Barring accident, I’m someday going to be a little old lady, like my grandmothers. And I don’t know why, exactly, but it weighs so heavily on me that I am making choices right now that will affect the ease of little-old-lady-hood of her/me, that woman who will be the one who remembers the songs my grandma sang me, who knows all the stories I know and will tell them back to me, there, in the dark, as we’re waiting for sleep to come.

I want to put us in the best possible situation. But, if I’m fucking up somehow, in some way I can’t quite see, the time is literally growing short in which I can fix that shit. If I even can. If I’ve made some wrong choices with dire consequences, it’s too late now–not to mention how late it will be when I realize it–to fix it.

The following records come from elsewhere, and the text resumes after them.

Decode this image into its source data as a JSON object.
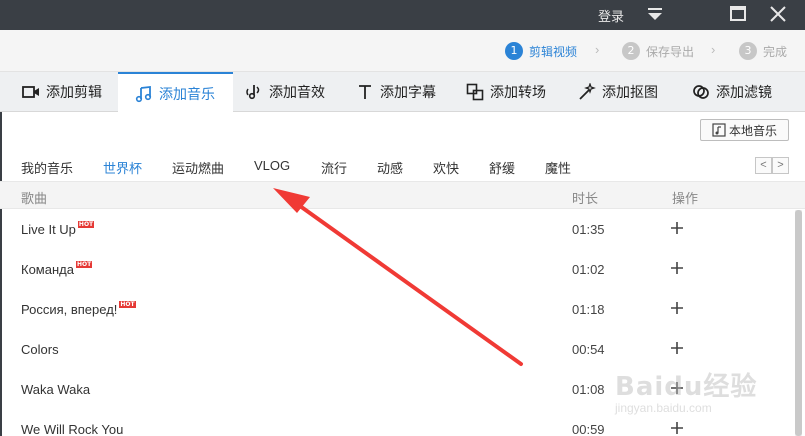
{
  "titlebar": {
    "login_label": "登录"
  },
  "steps": [
    {
      "num": "1",
      "label": "剪辑视频"
    },
    {
      "num": "2",
      "label": "保存导出"
    },
    {
      "num": "3",
      "label": "完成"
    }
  ],
  "tooltabs": [
    {
      "label": "添加剪辑",
      "icon": "video-camera-icon"
    },
    {
      "label": "添加音乐",
      "icon": "music-note-icon"
    },
    {
      "label": "添加音效",
      "icon": "sound-effect-icon"
    },
    {
      "label": "添加字幕",
      "icon": "text-t-icon"
    },
    {
      "label": "添加转场",
      "icon": "transition-icon"
    },
    {
      "label": "添加抠图",
      "icon": "magic-wand-icon"
    },
    {
      "label": "添加滤镜",
      "icon": "filter-icon"
    }
  ],
  "local_music_label": "本地音乐",
  "categories": [
    "我的音乐",
    "世界杯",
    "运动燃曲",
    "VLOG",
    "流行",
    "动感",
    "欢快",
    "舒缓",
    "魔性"
  ],
  "active_category": "世界杯",
  "pager": {
    "prev": "<",
    "next": ">"
  },
  "table": {
    "headers": {
      "song": "歌曲",
      "duration": "时长",
      "action": "操作"
    },
    "rows": [
      {
        "name": "Live It Up",
        "hot": "HOT",
        "duration": "01:35"
      },
      {
        "name": "Команда",
        "hot": "HOT",
        "duration": "01:02"
      },
      {
        "name": "Россия, вперед!",
        "hot": "HOT",
        "duration": "01:18"
      },
      {
        "name": "Colors",
        "hot": "",
        "duration": "00:54"
      },
      {
        "name": "Waka Waka",
        "hot": "",
        "duration": "01:08"
      },
      {
        "name": "We Will Rock You",
        "hot": "",
        "duration": "00:59"
      }
    ]
  },
  "watermark": {
    "logo": "Baidu经验",
    "url": "jingyan.baidu.com"
  },
  "colors": {
    "accent": "#2b83d6",
    "titlebar": "#3a3f45",
    "hot": "#e53935",
    "arrow": "#f03a35"
  }
}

That scares the shit out of me.

And yet, what can you do? One day follows another. You can’t stop it from happening. You slide through days like you slide through an icy intersection, pointing your life in the direction you hope to go, hoping you’ll get there in one piece.

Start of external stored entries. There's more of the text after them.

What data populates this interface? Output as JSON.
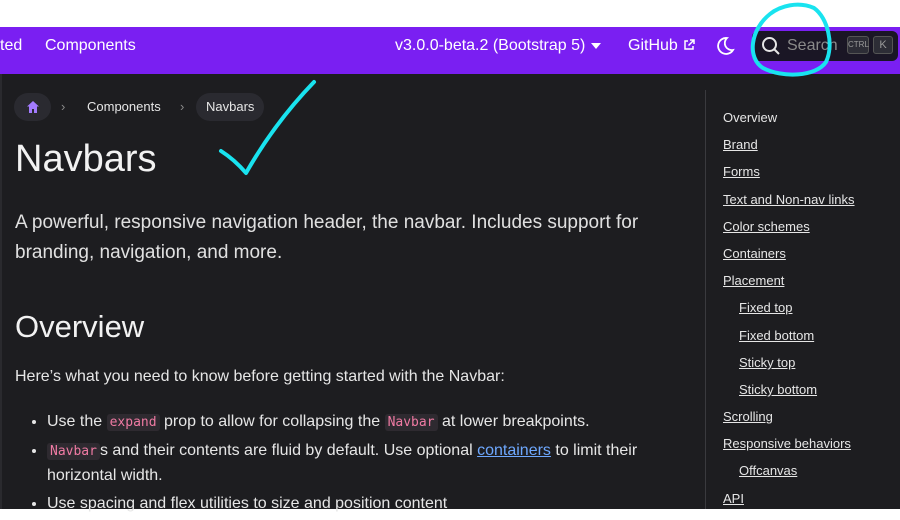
{
  "navbar": {
    "brand_partial": "ted",
    "components_label": "Components",
    "version_label": "v3.0.0-beta.2 (Bootstrap 5)",
    "github_label": "GitHub",
    "search": {
      "placeholder": "Search",
      "kbd_ctrl": "CTRL",
      "kbd_k": "K"
    }
  },
  "breadcrumb": {
    "items": [
      "Components",
      "Navbars"
    ]
  },
  "page": {
    "title": "Navbars",
    "lead": "A powerful, responsive navigation header, the navbar. Includes support for branding, navigation, and more.",
    "section_title": "Overview",
    "intro": "Here’s what you need to know before getting started with the Navbar:",
    "bullets": {
      "b1_pre": "Use the ",
      "b1_code1": "expand",
      "b1_mid": " prop to allow for collapsing the ",
      "b1_code2": "Navbar",
      "b1_post": " at lower breakpoints.",
      "b2_code": "Navbar",
      "b2_mid": "s and their contents are fluid by default. Use optional ",
      "b2_link": "containers",
      "b2_post": " to limit their horizontal width.",
      "b3": "Use spacing and flex utilities to size and position content"
    }
  },
  "toc": {
    "items": [
      "Overview",
      "Brand",
      "Forms",
      "Text and Non-nav links",
      "Color schemes",
      "Containers",
      "Placement",
      "Fixed top",
      "Fixed bottom",
      "Sticky top",
      "Sticky bottom",
      "Scrolling",
      "Responsive behaviors",
      "Offcanvas",
      "API"
    ]
  },
  "colors": {
    "navbar_bg": "#7a1ff2",
    "main_bg": "#1d1d20",
    "annotation": "#19e3ef",
    "link": "#6ea8fe",
    "code_text": "#ef7aa3"
  }
}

So, it’s my birthday. And I’m glad. And not as freaked out as I was yesterday.

14 thoughts on “Little Old Betsy

  1. It sounds like you’re going through at 39 what I’ve done for 50. For me it was more of a ‘what if I’d gone that way and really, really liked it? Too late now.’ I just keep reminding myself there a still a lot of options-just that some of the ones that I’ve been thinking about so long aren’t there any more.

    Happy birthday!

  2. There are still lots of roads, and lots of choices, ahead of you. Really lovely ones, that you wouldn’t have had access to if you’d made those other choices back in the day. That bit never quite ends. And it seems to me that you’re going in directions that will make you a pretty cool old Betsy, and see you situated in a place you enjoy — as much as anyone can ensure anything like that.

  3. LOL!

    You’re going through a standard mid-life crisis. “This too shall pass.”

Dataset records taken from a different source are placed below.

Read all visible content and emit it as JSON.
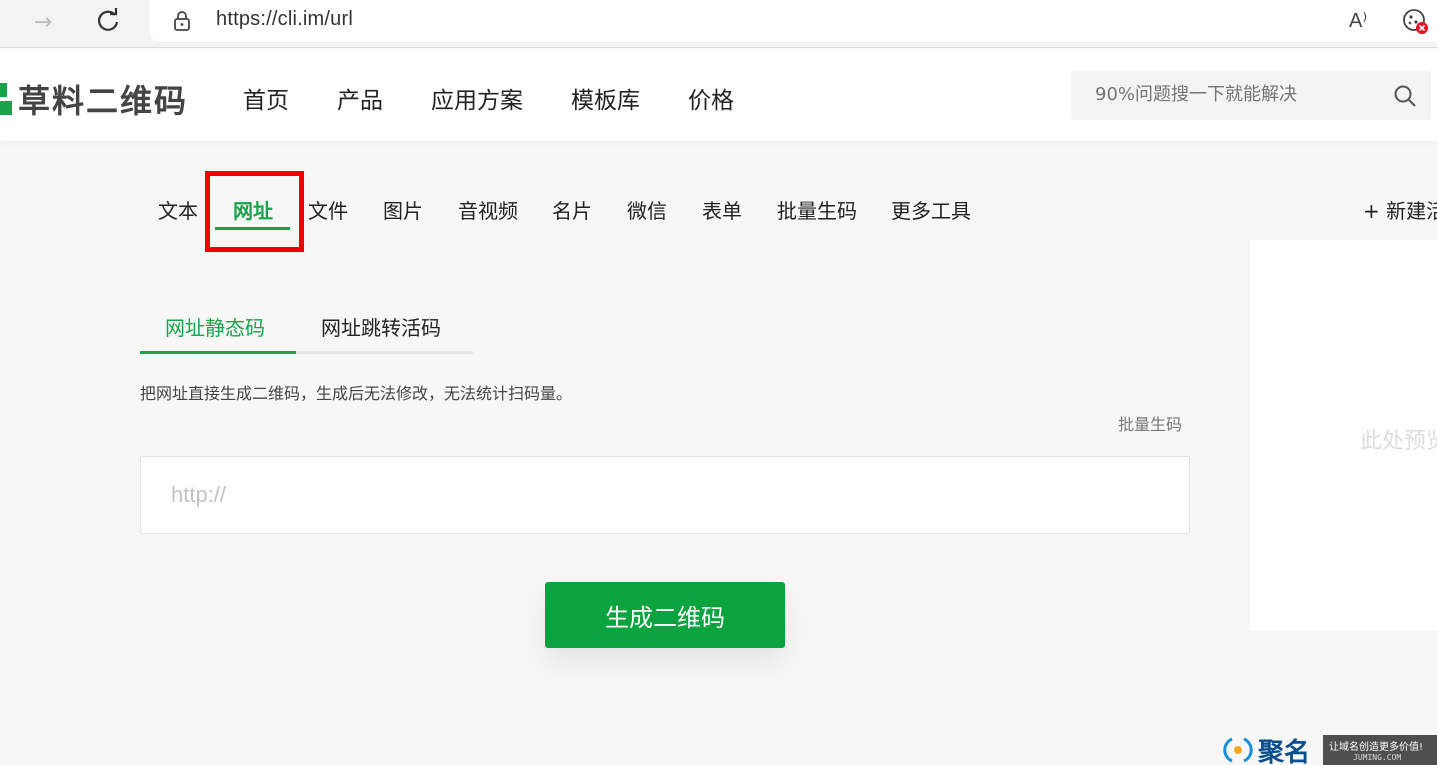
{
  "browser": {
    "url": "https://cli.im/url",
    "read_aloud_glyph": "A⁾"
  },
  "site": {
    "logo_text": "草料二维码",
    "brand_color": "#19a34b",
    "nav": [
      "首页",
      "产品",
      "应用方案",
      "模板库",
      "价格"
    ],
    "search_placeholder": "90%问题搜一下就能解决"
  },
  "tool_tabs": {
    "items": [
      "文本",
      "网址",
      "文件",
      "图片",
      "音视频",
      "名片",
      "微信",
      "表单",
      "批量生码",
      "更多工具"
    ],
    "active": "网址",
    "new_label": "+ 新建活"
  },
  "sub_tabs": {
    "active_label": "网址静态码",
    "other_label": "网址跳转活码"
  },
  "form": {
    "description": "把网址直接生成二维码，生成后无法修改，无法统计扫码量。",
    "batch_link": "批量生码",
    "url_placeholder": "http://",
    "generate_label": "生成二维码"
  },
  "preview": {
    "text": "此处预览"
  },
  "watermark": {
    "logo_text": "聚名",
    "slogan": "让域名创造更多价值!",
    "domain": "JUMING.COM"
  }
}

    Sorry, but I had to laugh at your worrying about becoming a “little old lady.” I don’t think there’ll be anything little about you. (Please laugh. I don’t mean it as an insult. Just a touch of reality.)

    Personally, being a lot older with no future other than drudgery to keep rain from falling on me, I think you’re doing OK, what with being a published writer with some level of fame and appreciation, if not fortune.

    Happy birthday. You’re at Jack Benny’s ideal age.

  4. Happy Birthday to you! 39 was rough for me, too, because a dear friend died at that age and I thought for sure I was going to do the same. I’m still here, quite a few years later, and I’m sure you will be around for some time to come!

  5. Happy Birthday!

    I totally get it about doors closing as you age — it is really hard to accept that there are places I will never go, projects I will never do, people I will never talk to again, etc.
    BUT! There is a corollary. To have the kind of neighborhood and local friends you’ve known and loved for 20 years means staying in one place for 20 years. To find out what it means to have a 40th wedding anniversary (generally) means you’ve given up all your boyfriends. Keeping too many doors open means that you will never enter any of them fully. It seems to me like you’ve chosen a city, a career, a partner that you are really happy with, and that you’ve found a talent — a truly enviable state of affairs at 39. Lots of people never get there.

  6. Belated, but happy birthday. 39 did not freak me out, but the feelings you are describing here are hitting me now, as I creep up on 41.

  7. Happy birthday, Betsy!
    You share a birthday with my dear friend and costuming mentor who isn’t around anymore to enjoy them so I hope you had a nice enough time for two.